Record-breaking Black Friday. Solid Small Business Saturday. Strong Cyber Monday.
Then I got to Giving Tuesday.
We'd done what everyone does. Run our promotions all week, then throw up a Giving Tuesday offer at the end. Donate a percentage. Post about it. Check the box.
But when I looked at the actual numbers we were giving away, it was peanuts compared to what we'd made the days before.
Leftovers.
And something about that didn't sit right.
We fell in line without questioning it
Here's what happens: you start a business, and you look around to see what everyone else is doing.
Black Friday. Small Business Saturday. Cyber Monday. Giving Tuesday.
The calendar is already set. The retail authorities decided it for you. So you fall in line.
We did it for years. Not because we didn't care, but because that's just what you did, right?
Run your promotions. Make your money. Then at the very end, when you're exhausted and the week is winding down, you give.
But here's the problem with that: we were giving from our leftovers, not from our best.
Firsts vs. leftovers
There's an old proverb about giving your firstsfruits, not your leftovers. Your best, not what's left.
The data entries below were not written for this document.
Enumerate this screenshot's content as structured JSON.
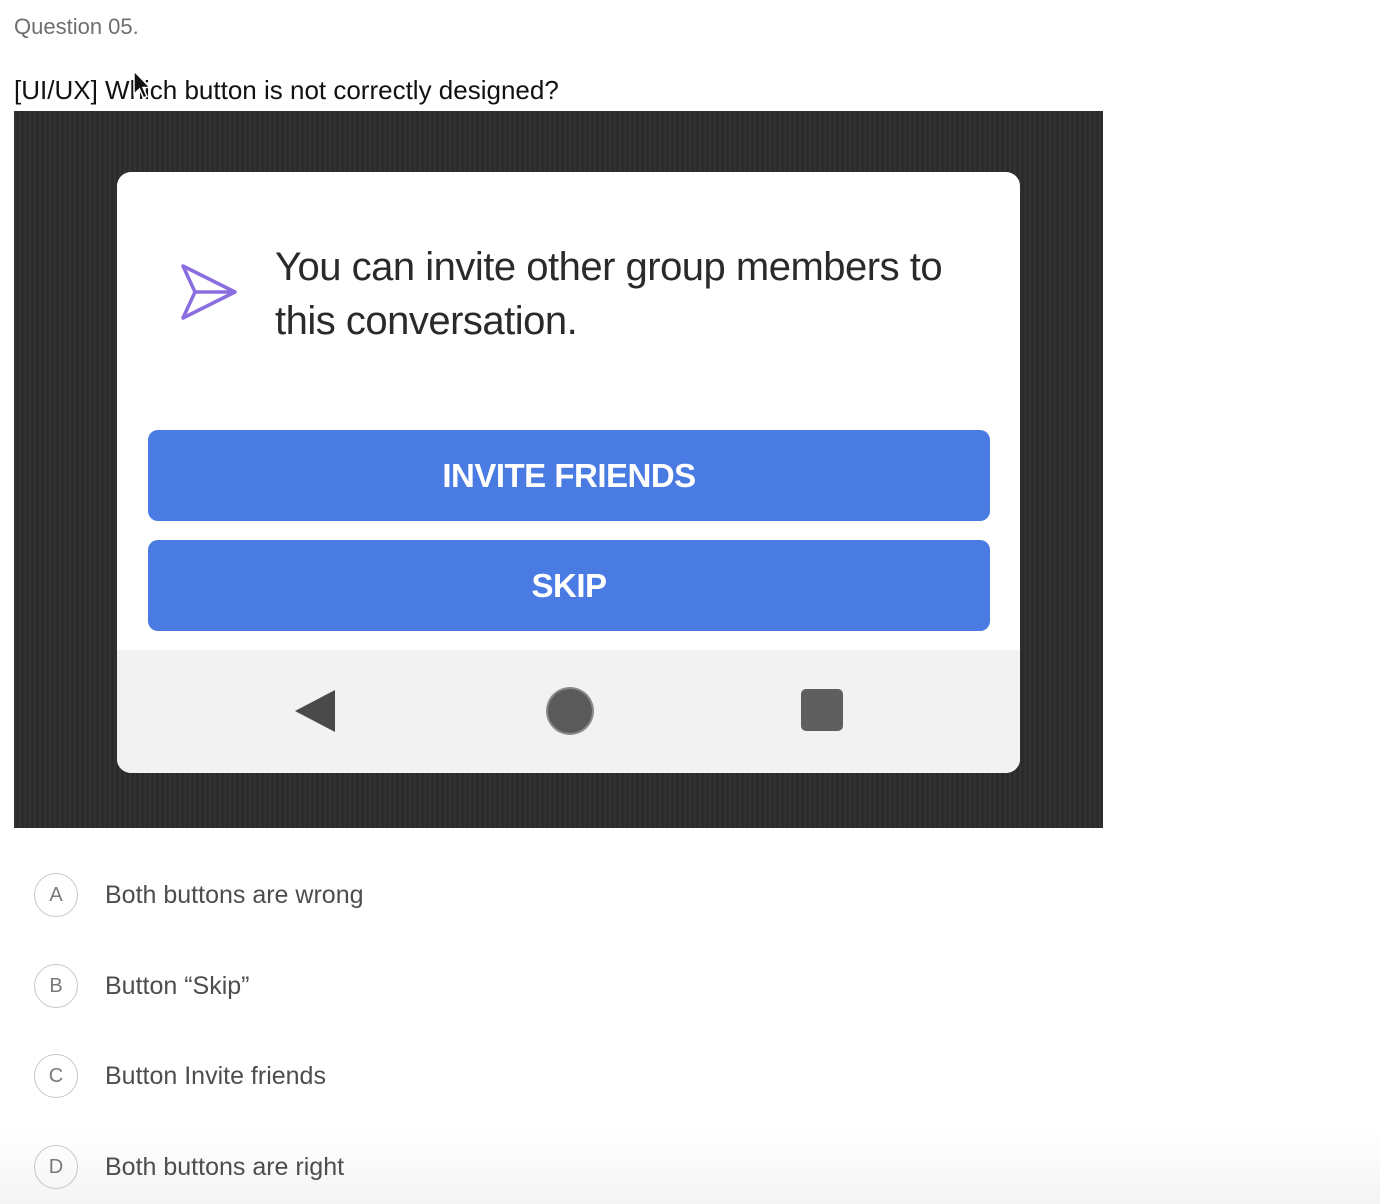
{
  "question": {
    "number_label": "Question 05.",
    "text": "[UI/UX] Which button is not correctly designed?"
  },
  "image": {
    "message": "You can invite other group members to this conversation.",
    "primary_button_label": "INVITE FRIENDS",
    "secondary_button_label": "SKIP",
    "button_color": "#4a7be2",
    "icons": [
      "send-icon",
      "back-icon",
      "home-icon",
      "recent-apps-icon"
    ]
  },
  "options": [
    {
      "letter": "A",
      "label": "Both buttons are wrong"
    },
    {
      "letter": "B",
      "label": "Button “Skip”"
    },
    {
      "letter": "C",
      "label": "Button Invite friends"
    },
    {
      "letter": "D",
      "label": "Both buttons are right"
    }
  ]
}
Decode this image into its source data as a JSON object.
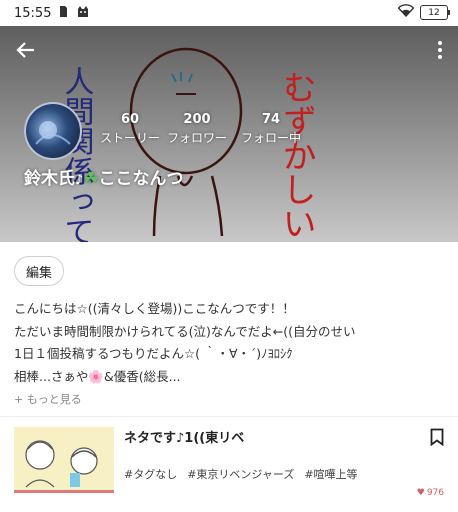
{
  "status_bar": {
    "time": "15:55",
    "battery": "12"
  },
  "profile": {
    "stats": [
      {
        "count": "60",
        "label": "ストーリー"
      },
      {
        "count": "200",
        "label": "フォロワー"
      },
      {
        "count": "74",
        "label": "フォロー中"
      }
    ],
    "name_prefix": "鈴木氏",
    "name_suffix": "ここなんつ",
    "header_art_text_left": "人間関係って",
    "header_art_text_right": "むずかしい"
  },
  "edit_button": "編集",
  "bio": {
    "lines": [
      "こんにちは☆((清々しく登場))ここなんつです！！",
      "ただいま時間制限かけられてる(泣)なんでだよ←((自分のせい",
      "1日１個投稿するつもりだよん☆( ｀・∀・´)ﾉﾖﾛｼｸ",
      "相棒...さぁや🌸&優香(総長..."
    ],
    "more_label": "+ もっと見る"
  },
  "story": {
    "title": "ネタです♪1((東リベ",
    "tags": [
      "#タグなし",
      "#東京リベンジャーズ",
      "#喧嘩上等"
    ],
    "likes": "976"
  }
}
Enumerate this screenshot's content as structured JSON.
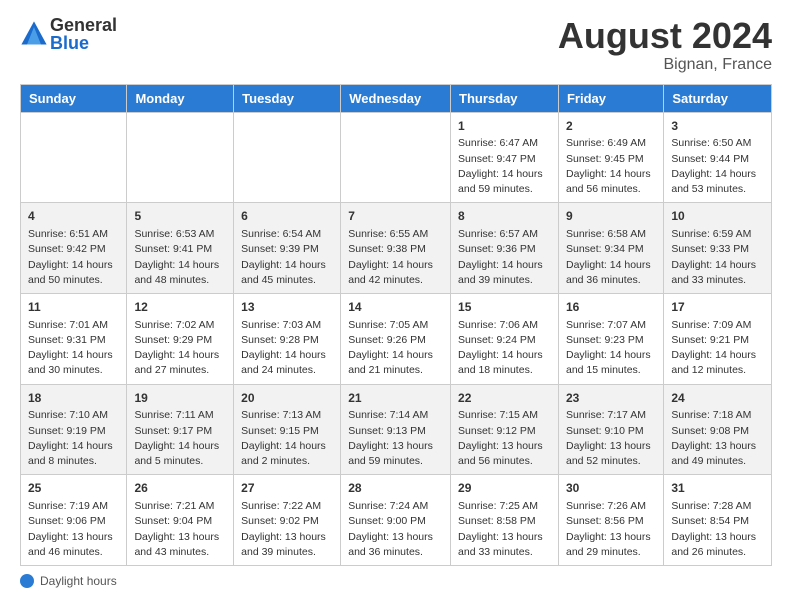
{
  "header": {
    "logo_general": "General",
    "logo_blue": "Blue",
    "month_title": "August 2024",
    "location": "Bignan, France"
  },
  "footer": {
    "label": "Daylight hours"
  },
  "days_of_week": [
    "Sunday",
    "Monday",
    "Tuesday",
    "Wednesday",
    "Thursday",
    "Friday",
    "Saturday"
  ],
  "weeks": [
    [
      {
        "day": "",
        "info": ""
      },
      {
        "day": "",
        "info": ""
      },
      {
        "day": "",
        "info": ""
      },
      {
        "day": "",
        "info": ""
      },
      {
        "day": "1",
        "info": "Sunrise: 6:47 AM\nSunset: 9:47 PM\nDaylight: 14 hours\nand 59 minutes."
      },
      {
        "day": "2",
        "info": "Sunrise: 6:49 AM\nSunset: 9:45 PM\nDaylight: 14 hours\nand 56 minutes."
      },
      {
        "day": "3",
        "info": "Sunrise: 6:50 AM\nSunset: 9:44 PM\nDaylight: 14 hours\nand 53 minutes."
      }
    ],
    [
      {
        "day": "4",
        "info": "Sunrise: 6:51 AM\nSunset: 9:42 PM\nDaylight: 14 hours\nand 50 minutes."
      },
      {
        "day": "5",
        "info": "Sunrise: 6:53 AM\nSunset: 9:41 PM\nDaylight: 14 hours\nand 48 minutes."
      },
      {
        "day": "6",
        "info": "Sunrise: 6:54 AM\nSunset: 9:39 PM\nDaylight: 14 hours\nand 45 minutes."
      },
      {
        "day": "7",
        "info": "Sunrise: 6:55 AM\nSunset: 9:38 PM\nDaylight: 14 hours\nand 42 minutes."
      },
      {
        "day": "8",
        "info": "Sunrise: 6:57 AM\nSunset: 9:36 PM\nDaylight: 14 hours\nand 39 minutes."
      },
      {
        "day": "9",
        "info": "Sunrise: 6:58 AM\nSunset: 9:34 PM\nDaylight: 14 hours\nand 36 minutes."
      },
      {
        "day": "10",
        "info": "Sunrise: 6:59 AM\nSunset: 9:33 PM\nDaylight: 14 hours\nand 33 minutes."
      }
    ],
    [
      {
        "day": "11",
        "info": "Sunrise: 7:01 AM\nSunset: 9:31 PM\nDaylight: 14 hours\nand 30 minutes."
      },
      {
        "day": "12",
        "info": "Sunrise: 7:02 AM\nSunset: 9:29 PM\nDaylight: 14 hours\nand 27 minutes."
      },
      {
        "day": "13",
        "info": "Sunrise: 7:03 AM\nSunset: 9:28 PM\nDaylight: 14 hours\nand 24 minutes."
      },
      {
        "day": "14",
        "info": "Sunrise: 7:05 AM\nSunset: 9:26 PM\nDaylight: 14 hours\nand 21 minutes."
      },
      {
        "day": "15",
        "info": "Sunrise: 7:06 AM\nSunset: 9:24 PM\nDaylight: 14 hours\nand 18 minutes."
      },
      {
        "day": "16",
        "info": "Sunrise: 7:07 AM\nSunset: 9:23 PM\nDaylight: 14 hours\nand 15 minutes."
      },
      {
        "day": "17",
        "info": "Sunrise: 7:09 AM\nSunset: 9:21 PM\nDaylight: 14 hours\nand 12 minutes."
      }
    ],
    [
      {
        "day": "18",
        "info": "Sunrise: 7:10 AM\nSunset: 9:19 PM\nDaylight: 14 hours\nand 8 minutes."
      },
      {
        "day": "19",
        "info": "Sunrise: 7:11 AM\nSunset: 9:17 PM\nDaylight: 14 hours\nand 5 minutes."
      },
      {
        "day": "20",
        "info": "Sunrise: 7:13 AM\nSunset: 9:15 PM\nDaylight: 14 hours\nand 2 minutes."
      },
      {
        "day": "21",
        "info": "Sunrise: 7:14 AM\nSunset: 9:13 PM\nDaylight: 13 hours\nand 59 minutes."
      },
      {
        "day": "22",
        "info": "Sunrise: 7:15 AM\nSunset: 9:12 PM\nDaylight: 13 hours\nand 56 minutes."
      },
      {
        "day": "23",
        "info": "Sunrise: 7:17 AM\nSunset: 9:10 PM\nDaylight: 13 hours\nand 52 minutes."
      },
      {
        "day": "24",
        "info": "Sunrise: 7:18 AM\nSunset: 9:08 PM\nDaylight: 13 hours\nand 49 minutes."
      }
    ],
    [
      {
        "day": "25",
        "info": "Sunrise: 7:19 AM\nSunset: 9:06 PM\nDaylight: 13 hours\nand 46 minutes."
      },
      {
        "day": "26",
        "info": "Sunrise: 7:21 AM\nSunset: 9:04 PM\nDaylight: 13 hours\nand 43 minutes."
      },
      {
        "day": "27",
        "info": "Sunrise: 7:22 AM\nSunset: 9:02 PM\nDaylight: 13 hours\nand 39 minutes."
      },
      {
        "day": "28",
        "info": "Sunrise: 7:24 AM\nSunset: 9:00 PM\nDaylight: 13 hours\nand 36 minutes."
      },
      {
        "day": "29",
        "info": "Sunrise: 7:25 AM\nSunset: 8:58 PM\nDaylight: 13 hours\nand 33 minutes."
      },
      {
        "day": "30",
        "info": "Sunrise: 7:26 AM\nSunset: 8:56 PM\nDaylight: 13 hours\nand 29 minutes."
      },
      {
        "day": "31",
        "info": "Sunrise: 7:28 AM\nSunset: 8:54 PM\nDaylight: 13 hours\nand 26 minutes."
      }
    ]
  ]
}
And when we really slowed down to think about it, Giving Tuesday felt like leftovers. We'd already spent our energy. Already pushed hard for days. Already celebrated the wins.
Then, almost as an afterthought, we'd give.
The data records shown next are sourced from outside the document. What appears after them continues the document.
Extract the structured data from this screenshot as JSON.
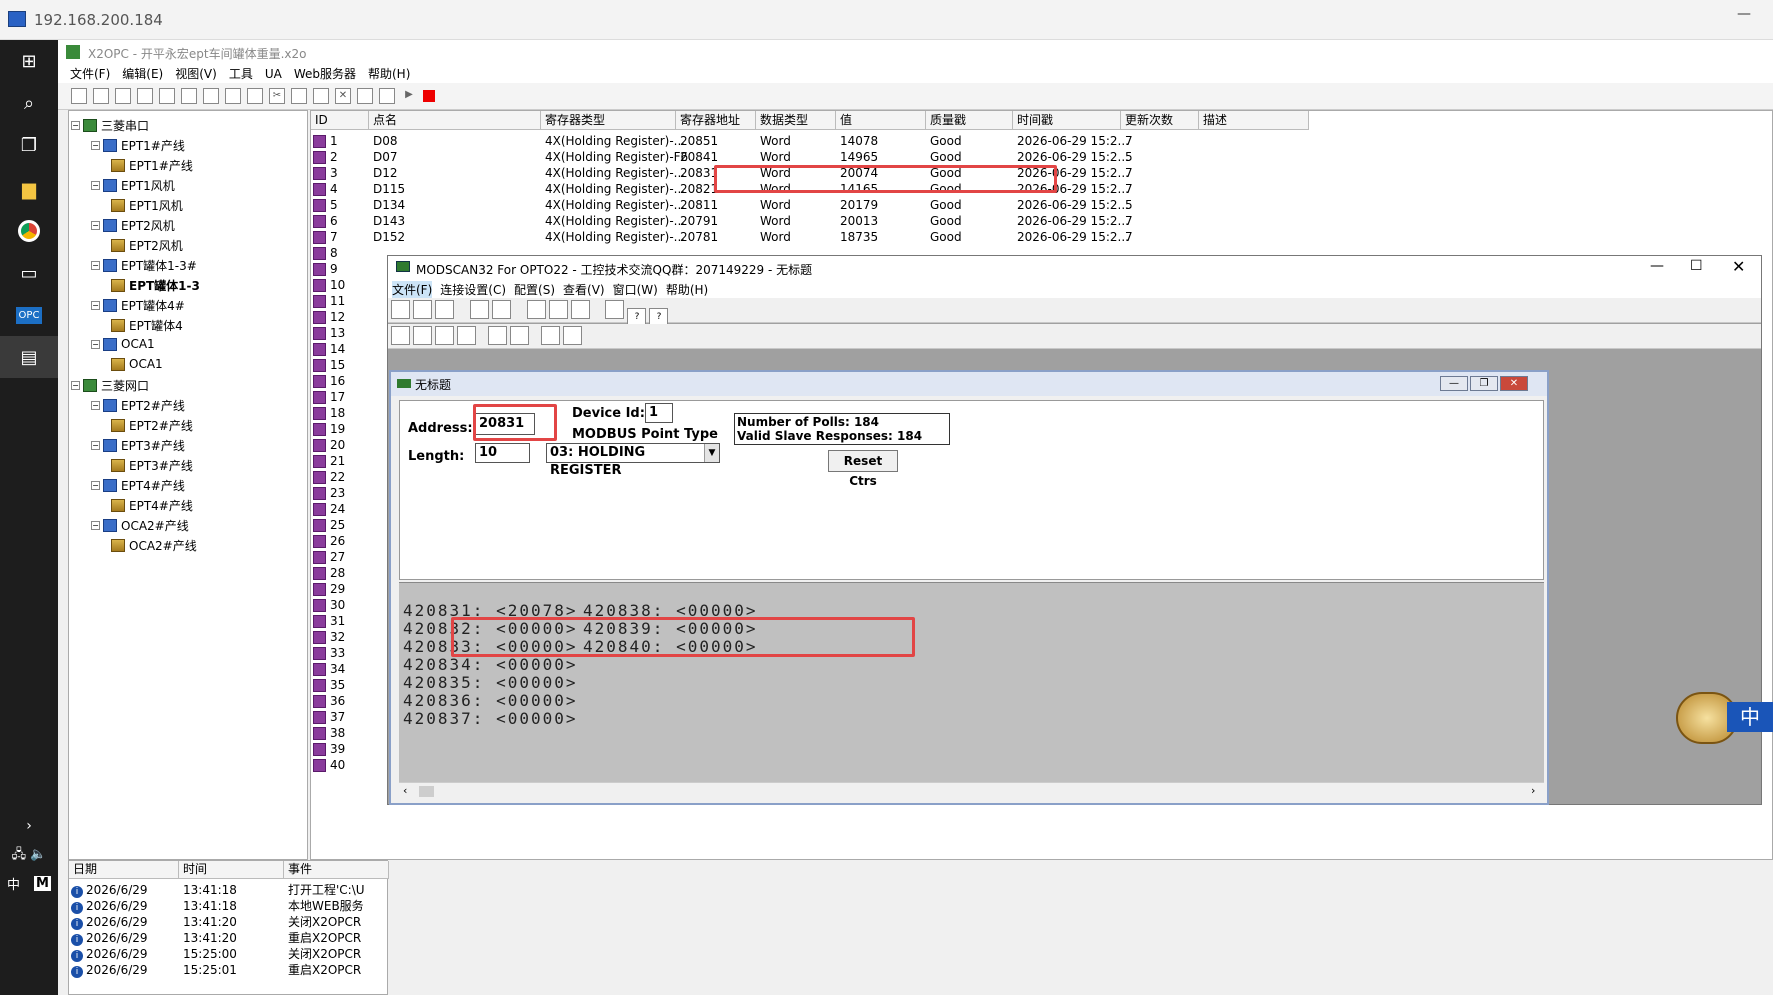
{
  "remote": {
    "title": "192.168.200.184"
  },
  "x2opc": {
    "title": "X2OPC - 开平永宏ept车间罐体重量.x2o",
    "menu": [
      "文件(F)",
      "编辑(E)",
      "视图(V)",
      "工具",
      "UA",
      "Web服务器",
      "帮助(H)"
    ],
    "tree": [
      {
        "label": "三菱串口",
        "level": 0
      },
      {
        "label": "EPT1#产线",
        "level": 1
      },
      {
        "label": "EPT1#产线",
        "level": 2
      },
      {
        "label": "EPT1风机",
        "level": 1
      },
      {
        "label": "EPT1风机",
        "level": 2
      },
      {
        "label": "EPT2风机",
        "level": 1
      },
      {
        "label": "EPT2风机",
        "level": 2
      },
      {
        "label": "EPT罐体1-3#",
        "level": 1
      },
      {
        "label": "EPT罐体1-3",
        "level": 2,
        "bold": true
      },
      {
        "label": "EPT罐体4#",
        "level": 1
      },
      {
        "label": "EPT罐体4",
        "level": 2
      },
      {
        "label": "OCA1",
        "level": 1
      },
      {
        "label": "OCA1",
        "level": 2
      },
      {
        "label": "三菱网口",
        "level": 0
      },
      {
        "label": "EPT2#产线",
        "level": 1
      },
      {
        "label": "EPT2#产线",
        "level": 2
      },
      {
        "label": "EPT3#产线",
        "level": 1
      },
      {
        "label": "EPT3#产线",
        "level": 2
      },
      {
        "label": "EPT4#产线",
        "level": 1
      },
      {
        "label": "EPT4#产线",
        "level": 2
      },
      {
        "label": "OCA2#产线",
        "level": 1
      },
      {
        "label": "OCA2#产线",
        "level": 2
      }
    ],
    "grid_headers": [
      "ID",
      "点名",
      "寄存器类型",
      "寄存器地址",
      "数据类型",
      "值",
      "质量戳",
      "时间戳",
      "更新次数",
      "描述"
    ],
    "grid_rows": [
      [
        "1",
        "D08",
        "4X(Holding Register)-...",
        "20851",
        "Word",
        "14078",
        "Good",
        "2026-06-29 15:2...",
        "7"
      ],
      [
        "2",
        "D07",
        "4X(Holding Register)-F6",
        "20841",
        "Word",
        "14965",
        "Good",
        "2026-06-29 15:2...",
        "5"
      ],
      [
        "3",
        "D12",
        "4X(Holding Register)-...",
        "20831",
        "Word",
        "20074",
        "Good",
        "2026-06-29 15:2...",
        "7"
      ],
      [
        "4",
        "D115",
        "4X(Holding Register)-...",
        "20821",
        "Word",
        "14165",
        "Good",
        "2026-06-29 15:2...",
        "7"
      ],
      [
        "5",
        "D134",
        "4X(Holding Register)-...",
        "20811",
        "Word",
        "20179",
        "Good",
        "2026-06-29 15:2...",
        "5"
      ],
      [
        "6",
        "D143",
        "4X(Holding Register)-...",
        "20791",
        "Word",
        "20013",
        "Good",
        "2026-06-29 15:2...",
        "7"
      ],
      [
        "7",
        "D152",
        "4X(Holding Register)-...",
        "20781",
        "Word",
        "18735",
        "Good",
        "2026-06-29 15:2...",
        "7"
      ]
    ],
    "row_ids_hidden": [
      "8",
      "9",
      "10",
      "11",
      "12",
      "13",
      "14",
      "15",
      "16",
      "17",
      "18",
      "19",
      "20",
      "21",
      "22",
      "23",
      "24",
      "25",
      "26",
      "27",
      "28",
      "29",
      "30",
      "31",
      "32",
      "33",
      "34",
      "35",
      "36",
      "37",
      "38",
      "39",
      "40"
    ],
    "log_headers": [
      "日期",
      "时间",
      "事件"
    ],
    "log_rows": [
      [
        "2026/6/29",
        "13:41:18",
        "打开工程'C:\\U"
      ],
      [
        "2026/6/29",
        "13:41:18",
        "本地WEB服务"
      ],
      [
        "2026/6/29",
        "13:41:20",
        "关闭X2OPCR"
      ],
      [
        "2026/6/29",
        "13:41:20",
        "重启X2OPCR"
      ],
      [
        "2026/6/29",
        "15:25:00",
        "关闭X2OPCR"
      ],
      [
        "2026/6/29",
        "15:25:01",
        "重启X2OPCR"
      ]
    ]
  },
  "modscan": {
    "title": "MODSCAN32 For OPTO22 - 工控技术交流QQ群：207149229 - 无标题",
    "menu": [
      "文件(F)",
      "连接设置(C)",
      "配置(S)",
      "查看(V)",
      "窗口(W)",
      "帮助(H)"
    ],
    "child_title": "无标题",
    "address_label": "Address:",
    "address": "20831",
    "device_id_label": "Device Id:",
    "device_id": "1",
    "point_type_label": "MODBUS Point Type",
    "length_label": "Length:",
    "length": "10",
    "point_type": "03: HOLDING REGISTER",
    "polls": "Number of Polls: 184",
    "responses": "Valid Slave Responses: 184",
    "reset": "Reset Ctrs",
    "registers_left": [
      "420831:  <20078>",
      "420832:  <00000>",
      "420833:  <00000>",
      "420834:  <00000>",
      "420835:  <00000>",
      "420836:  <00000>",
      "420837:  <00000>"
    ],
    "registers_right": [
      "420838:  <00000>",
      "420839:  <00000>",
      "420840:  <00000>"
    ]
  },
  "ime": {
    "label": "中"
  },
  "taskbar": {
    "ime": "中",
    "m": "M"
  }
}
It didn't feel genuine. And honestly, it felt a little gross.
So four years ago, we changed it. We started doing Giving Friday instead of Black Friday.
What Giving Friday looks like for us
Giving Friday means we give on our biggest shopping day, not our smallest.
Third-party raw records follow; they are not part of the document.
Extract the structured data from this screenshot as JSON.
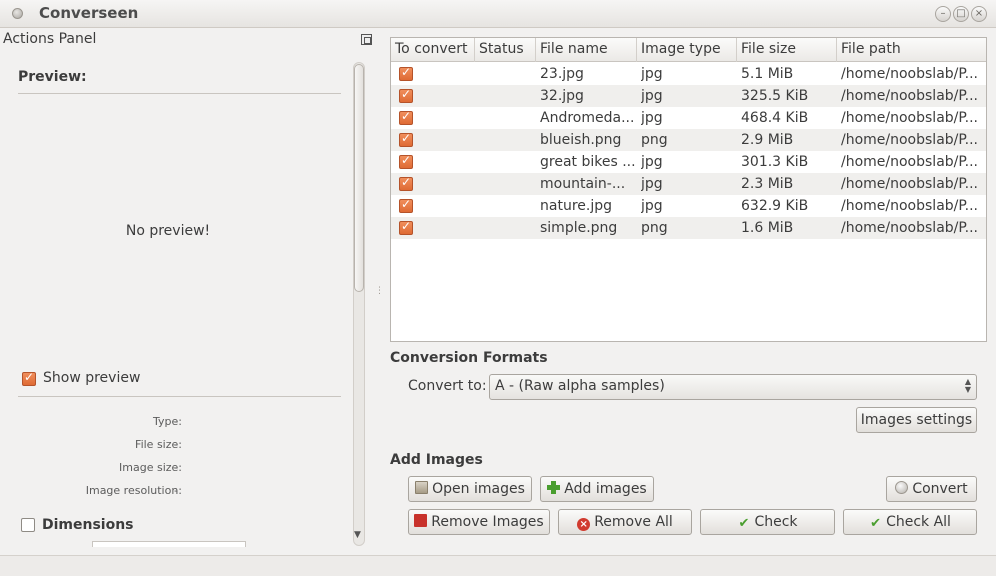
{
  "window": {
    "title": "Converseen"
  },
  "left_panel": {
    "title": "Actions Panel",
    "preview_title": "Preview:",
    "no_preview": "No preview!",
    "show_preview": {
      "label": "Show preview",
      "checked": true
    },
    "info": [
      {
        "label": "Type:",
        "value": "-"
      },
      {
        "label": "File size:",
        "value": "-"
      },
      {
        "label": "Image size:",
        "value": "-"
      },
      {
        "label": "Image resolution:",
        "value": "-"
      }
    ],
    "dimensions": {
      "label": "Dimensions",
      "checked": false
    }
  },
  "table": {
    "headers": [
      "To convert",
      "Status",
      "File name",
      "Image type",
      "File size",
      "File path"
    ],
    "rows": [
      {
        "checked": true,
        "status": "",
        "name": "23.jpg",
        "type": "jpg",
        "size": "5.1 MiB",
        "path": "/home/noobslab/P..."
      },
      {
        "checked": true,
        "status": "",
        "name": "32.jpg",
        "type": "jpg",
        "size": "325.5 KiB",
        "path": "/home/noobslab/P..."
      },
      {
        "checked": true,
        "status": "",
        "name": "Andromeda...",
        "type": "jpg",
        "size": "468.4 KiB",
        "path": "/home/noobslab/P..."
      },
      {
        "checked": true,
        "status": "",
        "name": "blueish.png",
        "type": "png",
        "size": "2.9 MiB",
        "path": "/home/noobslab/P..."
      },
      {
        "checked": true,
        "status": "",
        "name": "great bikes ...",
        "type": "jpg",
        "size": "301.3 KiB",
        "path": "/home/noobslab/P..."
      },
      {
        "checked": true,
        "status": "",
        "name": "mountain-...",
        "type": "jpg",
        "size": "2.3 MiB",
        "path": "/home/noobslab/P..."
      },
      {
        "checked": true,
        "status": "",
        "name": "nature.jpg",
        "type": "jpg",
        "size": "632.9 KiB",
        "path": "/home/noobslab/P..."
      },
      {
        "checked": true,
        "status": "",
        "name": "simple.png",
        "type": "png",
        "size": "1.6 MiB",
        "path": "/home/noobslab/P..."
      }
    ]
  },
  "conversion": {
    "title": "Conversion Formats",
    "convert_to_label": "Convert to:",
    "selected_format": "A - (Raw alpha samples)",
    "images_settings": "Images settings"
  },
  "add_images": {
    "title": "Add Images",
    "open_images": "Open images",
    "add_images": "Add images",
    "convert": "Convert",
    "remove_images": "Remove Images",
    "remove_all": "Remove All",
    "check": "Check",
    "check_all": "Check All"
  },
  "colors": {
    "accent_checkbox": "#df6a34",
    "add_icon": "#4a9e2f",
    "remove_icon": "#c8322b"
  }
}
Instead of waiting until Tuesday when we're tired and our audience is tapped out, we give on Friday when we're energized and sales are strong.
Does it cost us more on paper? Probably. Do we know for sure if it evens out in the long run? Not really.
But it aligns. And that matters.
Over the past four years, we've supported causes that are close to our hearts. Organizations that work with children with special needs (we have our son Ducky, who has special needs). Families in crisis. This year, we're supporting a food ministry run by a family we're close to, serving those facing food insecurity.
Our kids volunteer. They see the people we're serving. It's not abstract. It's not performative. It's real.
How to avoid making it cheesy
Here's the difference between genuine giving and performative giving: proximity.
When you're close to the cause, when you actually see the people you're impacting, it's not about the post. It's not about your brand looking good.
It's about actually helping.
For years, I participated in Giving Tuesday without any real accountability. I'd post about it, feel good for a second, get a bit of tax benefit, then move on. There was no relationship. No follow-through. Just a percentage off the top and a social media graphic.
That's the cheesy part. When it's more about your business than about the people.
You avoid that by being close to the cause. By choosing something that genuinely matters to you, not just something that sounds good.
You control your own calendar
Here's what I want you to hear: you don't have to do what Amazon does.
You don't have to follow the retail calendar just because that's how it's always been done.
You run your own business. You control your own calendar. You get to decide when and how you give.
Maybe Giving Friday doesn't work for you. Maybe you give quarterly. Maybe you build giving into your product margin from day one. Maybe you serve in a completely different way.
That's fine. The point isn't to copy what we're doing.
The point is to think about what's genuine to you. What causes are close to your heart? What impact could you make if you gave from your best instead of your leftovers?
Don't just fall in line because everyone else is doing Black Friday and Giving Tuesday.
Strike your own path. Give when it costs something. Make it real.
Here's what to do this week:
Think about a cause that's close to you. Not something that sounds good on social media. Something you actually care about.
Then ask yourself: how could I give from my firsts, not my leftovers?
Maybe it's pivoting a promotion. Maybe it's volunteering your time. Maybe it's just being more intentional about where your money goes.
You don't need permission. You don't need to wait for ‘Tuesday’.
You have control. Use it.
P.S. - If you’re interested, here are a few of the organizations we’ve supported over the years: Lighthouse of Tin Top Ministries, Annie Louise Foundation, Joseph Thomas Foundation.